Moving from employee to IT daily rate contract

I have been doing a lot of work over the last few months with clients who are moving from employee positions to IT daily rate contract. Good IT consultants are worth their weight in gold with daily rate contracts ranging from €500 – €800 per day for those with high levels of expertise. Most contractors I speak to have to turn off their phone during the day because they are getting calls from agencies offering them work!

Moving from being an employee to an IT daily rate contractor involves very little cost. You don’t have to pay for any office space, insurance or other business running costs. You even have your laptop provided for you! There are some things that you need to do when you make that change.

Set up a limited company or be self employed?

It costs a few hundred euro to set up a company and it is easy to do…you hire a secretarial company to take care of all the paperwork for you. in fact, most hiring companies will only deal with contractors who have limited companies, so you are restricting your opportunities by being self employed.

If you set up a limited company, the money you earn is paid into the company account. You then draw down the salary you want and pay income tax on the money taken from the company.

If you are self employed, the money is paid directly into your personal bank account and you pay income tax on all of it.

Get an accountant

Your first cost to working for yourself.  If you are self employed, you need to do a tax return each year. If you set up a limited company, as well as your own tax returns, your company needs to submit annual returns also.

It is a fairly straightforward job for an accountant to do for you once a year.

Loss of entitlements

Employees are entitled to unemployment and sickness benefit. When you work for yourself, you don’t get any of those entitlements from the State. For my daily rate clients, I tell them their second ongoing cost is an income protection plan to ensure they continue to receive an income if they are sick and can’t work.


When it comes to making pension contributions, there is a big difference between whether you are self employed or a limited company.

  • The maximum amount you can contribute to a pension for the self employed (personal pension) is a lot lower than that to a company paid pension.
  • You are liable to PRSI & USC on the contributions to a personal pension plan but not to a company paid pension.
  • You may be able to access your company paid pension from age 50 onwards. For personal pensions, the earliest you can access them from is age 60.

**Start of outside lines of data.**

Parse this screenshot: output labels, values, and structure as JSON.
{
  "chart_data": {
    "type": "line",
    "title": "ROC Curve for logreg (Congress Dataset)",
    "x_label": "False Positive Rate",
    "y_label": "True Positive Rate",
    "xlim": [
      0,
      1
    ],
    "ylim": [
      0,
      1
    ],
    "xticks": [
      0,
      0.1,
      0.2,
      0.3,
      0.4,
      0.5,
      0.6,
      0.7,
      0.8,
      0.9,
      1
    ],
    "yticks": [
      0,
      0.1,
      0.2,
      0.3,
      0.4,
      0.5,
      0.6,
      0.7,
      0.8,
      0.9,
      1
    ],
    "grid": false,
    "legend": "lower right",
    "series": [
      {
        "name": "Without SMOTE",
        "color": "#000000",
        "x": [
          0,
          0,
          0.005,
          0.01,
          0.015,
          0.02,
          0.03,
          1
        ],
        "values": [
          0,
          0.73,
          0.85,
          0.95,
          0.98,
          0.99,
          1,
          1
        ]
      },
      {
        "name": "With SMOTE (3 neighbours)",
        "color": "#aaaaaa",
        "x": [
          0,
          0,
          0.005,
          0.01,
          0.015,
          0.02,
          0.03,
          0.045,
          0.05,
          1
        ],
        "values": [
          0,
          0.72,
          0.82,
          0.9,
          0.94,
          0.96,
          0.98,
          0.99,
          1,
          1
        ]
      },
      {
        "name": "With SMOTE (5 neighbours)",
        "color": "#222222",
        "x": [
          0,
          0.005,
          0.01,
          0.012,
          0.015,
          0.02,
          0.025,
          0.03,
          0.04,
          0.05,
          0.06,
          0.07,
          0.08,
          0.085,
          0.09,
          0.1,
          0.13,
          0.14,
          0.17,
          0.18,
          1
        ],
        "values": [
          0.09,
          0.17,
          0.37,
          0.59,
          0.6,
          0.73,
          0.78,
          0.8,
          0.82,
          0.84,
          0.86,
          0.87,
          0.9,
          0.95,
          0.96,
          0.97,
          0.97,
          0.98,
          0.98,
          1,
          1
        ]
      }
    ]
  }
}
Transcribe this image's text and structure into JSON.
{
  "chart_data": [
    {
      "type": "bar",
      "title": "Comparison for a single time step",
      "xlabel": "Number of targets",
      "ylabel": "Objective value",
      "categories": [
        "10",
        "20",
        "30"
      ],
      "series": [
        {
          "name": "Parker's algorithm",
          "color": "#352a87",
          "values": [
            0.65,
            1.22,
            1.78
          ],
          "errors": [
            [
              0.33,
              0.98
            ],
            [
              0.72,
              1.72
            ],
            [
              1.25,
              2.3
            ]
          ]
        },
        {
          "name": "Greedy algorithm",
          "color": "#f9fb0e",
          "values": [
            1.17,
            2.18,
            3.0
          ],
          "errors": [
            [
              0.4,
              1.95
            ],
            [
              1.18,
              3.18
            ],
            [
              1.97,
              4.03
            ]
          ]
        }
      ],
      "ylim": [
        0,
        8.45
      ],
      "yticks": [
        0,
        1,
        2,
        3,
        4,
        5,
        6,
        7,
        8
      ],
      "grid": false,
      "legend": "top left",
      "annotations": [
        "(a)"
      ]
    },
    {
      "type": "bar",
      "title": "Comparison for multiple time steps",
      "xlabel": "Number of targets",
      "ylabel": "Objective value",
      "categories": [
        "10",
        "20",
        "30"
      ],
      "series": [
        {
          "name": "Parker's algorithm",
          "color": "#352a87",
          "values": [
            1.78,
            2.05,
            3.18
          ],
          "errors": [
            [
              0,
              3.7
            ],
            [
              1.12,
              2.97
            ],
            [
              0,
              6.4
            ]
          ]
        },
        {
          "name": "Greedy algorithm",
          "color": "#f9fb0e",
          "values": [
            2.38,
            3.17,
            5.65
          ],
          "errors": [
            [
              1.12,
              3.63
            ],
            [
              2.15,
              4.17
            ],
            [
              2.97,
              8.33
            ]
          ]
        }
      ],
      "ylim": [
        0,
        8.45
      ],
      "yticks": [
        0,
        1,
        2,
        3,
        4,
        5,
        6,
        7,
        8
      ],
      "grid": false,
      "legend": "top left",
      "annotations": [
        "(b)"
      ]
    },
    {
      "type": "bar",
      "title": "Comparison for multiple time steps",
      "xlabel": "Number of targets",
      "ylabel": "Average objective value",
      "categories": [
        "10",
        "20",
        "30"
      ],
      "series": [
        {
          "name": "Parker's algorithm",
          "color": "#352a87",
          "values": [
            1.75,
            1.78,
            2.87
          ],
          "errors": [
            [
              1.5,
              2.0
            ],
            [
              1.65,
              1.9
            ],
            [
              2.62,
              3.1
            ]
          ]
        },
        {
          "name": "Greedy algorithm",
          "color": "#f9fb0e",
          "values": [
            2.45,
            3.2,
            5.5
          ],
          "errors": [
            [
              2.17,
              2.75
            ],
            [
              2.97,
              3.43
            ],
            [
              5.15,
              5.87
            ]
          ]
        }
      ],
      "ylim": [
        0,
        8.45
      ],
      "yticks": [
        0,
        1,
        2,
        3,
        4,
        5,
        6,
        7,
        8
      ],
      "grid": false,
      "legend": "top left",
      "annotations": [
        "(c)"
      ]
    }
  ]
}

You are a 35 year old on daily rate and will earn €100,000 in the year.

  1. Self employed option – You can contribute 20% of income to a pension ie €20,000. You are also liable to PRSI & USC on that €20,000 ie €2,400
  2. Company paid option – You can contribute up to 63% of income to a pension ie €63,000. You can just draw down an income of €80,000 and the company pays €20,000 to a pension on your behalf. You automatically save €2,400 in unpaid PRSI & USC.

When moving to daily rate, the biggest decision is whether to set up a company to receive your income. The majority of my clients have set up this structure as they have more control as to the amount they take as income and pay income tax on.